Corte
Cost. Sent. 27.6.2012 n. 166
Salve
le norme sulle incompatibilità della professione di avvocato (legge n.
339/2003) che non consentono più l’esercizio della professione forense ai
dipendenti pubblici part-time con orario fino al 50% di quello a tempo pieno.
Lo
ha deciso il giudice delle leggi nella sentenza in rassegna con la quale
dichiara non fondate le questioni di legittimità costituzionale degli artt. 1 e
2, L. 25
novembre 2003, n. 339 (Norme in materia di incompatibilità dell’esercizio della
professione di avvocato), sollevate, sia in relazione agli articoli 3, 4, 35 e
41 della Costituzione, sia in riferimento al parametro della ragionevolezza
intrinseca di cui all’art. 3, secondo comma, Cost., dalle SS.UU. civili della
Corte di Cassazione.
La Consulta ricorda che la legge censurata – diversamente da
quanto precedentemente previsto dall’art. 1, commi 56 e 56-bis, della legge n.
662 del 1996 – non consente più l’esercizio della professione forense ai
dipendenti pubblici part-time con orario fino al 50% di quello a tempo pieno e
per coloro i quali, già pubblici dipendenti (part-time), avevano ottenuto
l’iscrizione dopo la data di entrata in vigore della legge n. 662 del 1996,
l’art. 2 della legge censurata pone la seguente disciplina transitoria:
a)
opzione per il mantenimento del
rapporto d’impiego, da comunicare al consiglio dell’ordine d’iscrizione entro
trentasei mesi, pena la cancellazione dall’albo, con diritto alla
reintegrazione nel rapporto di lavoro a tempo pieno;
b)
opzione, entro lo stesso termine, per la cessazione del rapporto d’impiego e
conseguente mantenimento dell’iscrizione all’albo degli avvocati, salva la
conservazione per un ulteriore quinquennio del diritto alla riammissione in
servizio a tempo pieno entro tre mesi dalla richiesta.
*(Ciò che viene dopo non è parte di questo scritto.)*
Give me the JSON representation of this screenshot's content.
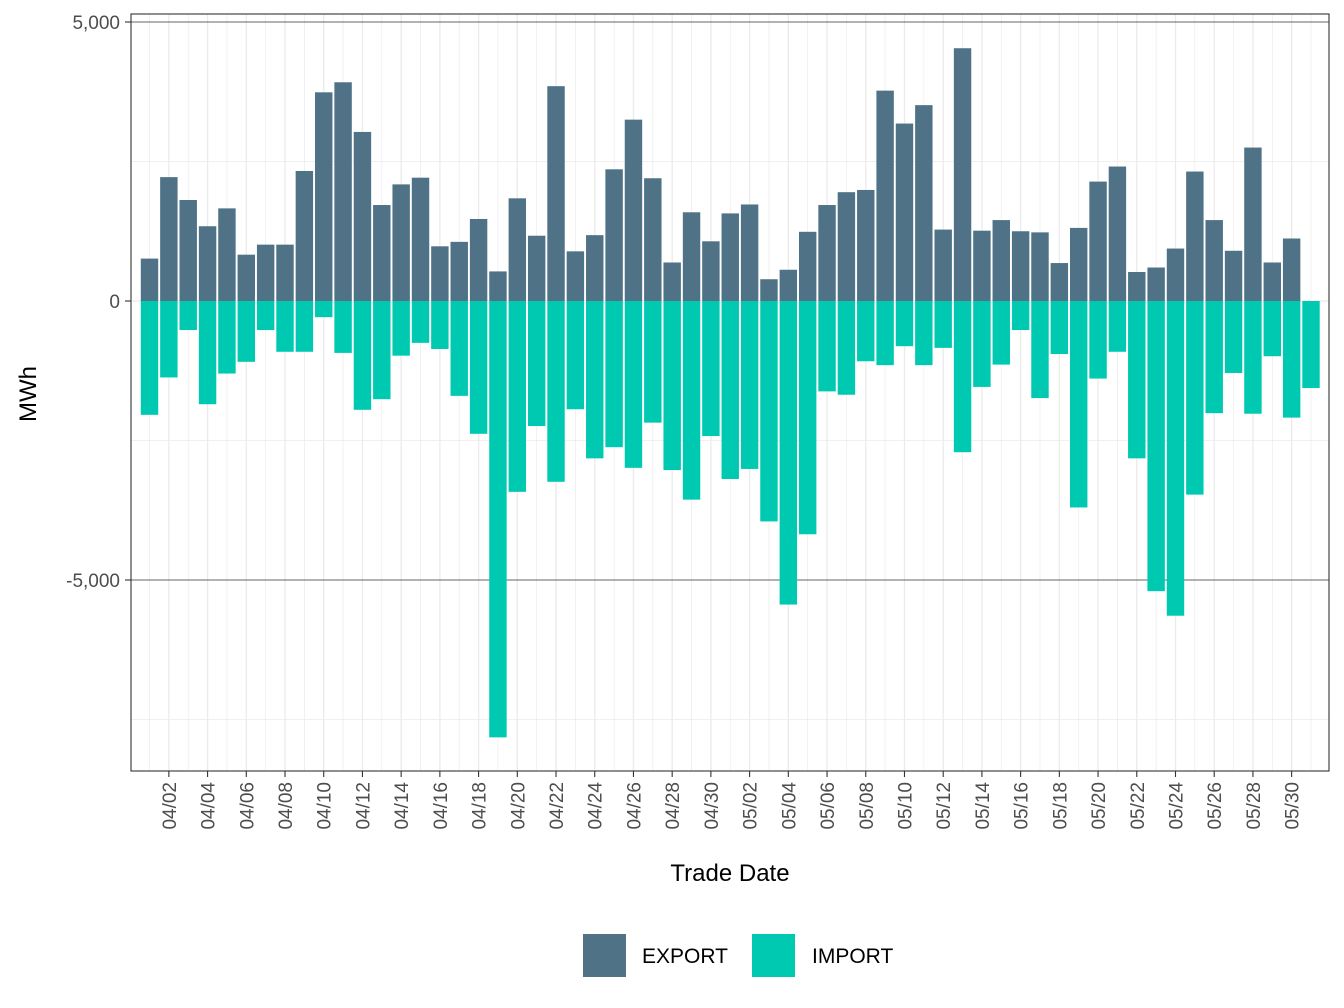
{
  "chart_data": {
    "type": "bar",
    "stacking": "diverging",
    "title": "",
    "xlabel": "Trade Date",
    "ylabel": "MWh",
    "ylim": [
      -8400,
      5150
    ],
    "y_ticks": [
      5000,
      0,
      -5000
    ],
    "y_tick_labels": [
      "5,000",
      "0",
      "-5,000"
    ],
    "x_tick_labels": [
      "04/02",
      "04/04",
      "04/06",
      "04/08",
      "04/10",
      "04/12",
      "04/14",
      "04/16",
      "04/18",
      "04/20",
      "04/22",
      "04/24",
      "04/26",
      "04/28",
      "04/30",
      "05/02",
      "05/04",
      "05/06",
      "05/08",
      "05/10",
      "05/12",
      "05/14",
      "05/16",
      "05/18",
      "05/20",
      "05/22",
      "05/24",
      "05/26",
      "05/28",
      "05/30"
    ],
    "categories": [
      "04/01",
      "04/02",
      "04/03",
      "04/04",
      "04/05",
      "04/06",
      "04/07",
      "04/08",
      "04/09",
      "04/10",
      "04/11",
      "04/12",
      "04/13",
      "04/14",
      "04/15",
      "04/16",
      "04/17",
      "04/18",
      "04/19",
      "04/20",
      "04/21",
      "04/22",
      "04/23",
      "04/24",
      "04/25",
      "04/26",
      "04/27",
      "04/28",
      "04/29",
      "04/30",
      "05/01",
      "05/02",
      "05/03",
      "05/04",
      "05/05",
      "05/06",
      "05/07",
      "05/08",
      "05/09",
      "05/10",
      "05/11",
      "05/12",
      "05/13",
      "05/14",
      "05/15",
      "05/16",
      "05/17",
      "05/18",
      "05/19",
      "05/20",
      "05/21",
      "05/22",
      "05/23",
      "05/24",
      "05/25",
      "05/26",
      "05/27",
      "05/28",
      "05/29",
      "05/30",
      "05/31"
    ],
    "series": [
      {
        "name": "EXPORT",
        "color": "#4f7286",
        "values": [
          760,
          2220,
          1810,
          1340,
          1660,
          830,
          1010,
          1010,
          2330,
          3740,
          3920,
          3030,
          1720,
          2090,
          2210,
          980,
          1060,
          1470,
          530,
          1840,
          1170,
          3850,
          890,
          1180,
          2360,
          3250,
          2200,
          690,
          1590,
          1070,
          1570,
          1730,
          390,
          560,
          1240,
          1720,
          1950,
          1990,
          3770,
          3180,
          3510,
          1280,
          4530,
          1260,
          1450,
          1250,
          1230,
          680,
          1310,
          2140,
          2410,
          520,
          600,
          940,
          2320,
          1450,
          900,
          2750,
          690,
          1120,
          0
        ],
        "legend_label": "EXPORT"
      },
      {
        "name": "IMPORT",
        "color": "#00c9b1",
        "values": [
          -2040,
          -1370,
          -520,
          -1850,
          -1300,
          -1090,
          -520,
          -910,
          -910,
          -290,
          -930,
          -1950,
          -1760,
          -980,
          -750,
          -860,
          -1700,
          -2380,
          -7820,
          -3420,
          -2240,
          -3240,
          -1940,
          -2820,
          -2620,
          -2990,
          -2180,
          -3030,
          -3560,
          -2420,
          -3190,
          -3010,
          -3950,
          -5440,
          -4180,
          -1620,
          -1680,
          -1080,
          -1150,
          -810,
          -1150,
          -840,
          -2710,
          -1540,
          -1140,
          -520,
          -1740,
          -950,
          -3700,
          -1390,
          -910,
          -2820,
          -5200,
          -5640,
          -3470,
          -2010,
          -1290,
          -2020,
          -990,
          -2090,
          -1560
        ]
      }
    ],
    "legend": {
      "position": "bottom",
      "items": [
        "EXPORT",
        "IMPORT"
      ]
    },
    "grid": true
  }
}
La Corte rimettente denunciava il vulnus a suo dire inferto
dalla legge censurata al legittimo affidamento, riposto dai soggetti che già si
trovavano nello stato di avvocati part-time, nella possibilità di proseguire
nel tempo nel mantenimento di detto stato, sospettando che l’assetto degli
interessi in questione sia stato realizzato dalla normativa in esame
sacrificando situazioni soggettive ormai consumatesi.
In
tal modo, l’affidamento fondato sulla situazione normativa preesistente sarebbe
stato a suo avviso arbitrariamente frustrato, con violazione del principio di
ragionevolezza di cui all’art. 3 Cost., nonché, in ragione degli interessi
nella specie coinvolti, degli artt. 4, 35 e 41 Cost., relativi alle garanzie
del lavoro e della libertà d’iniziativa economica.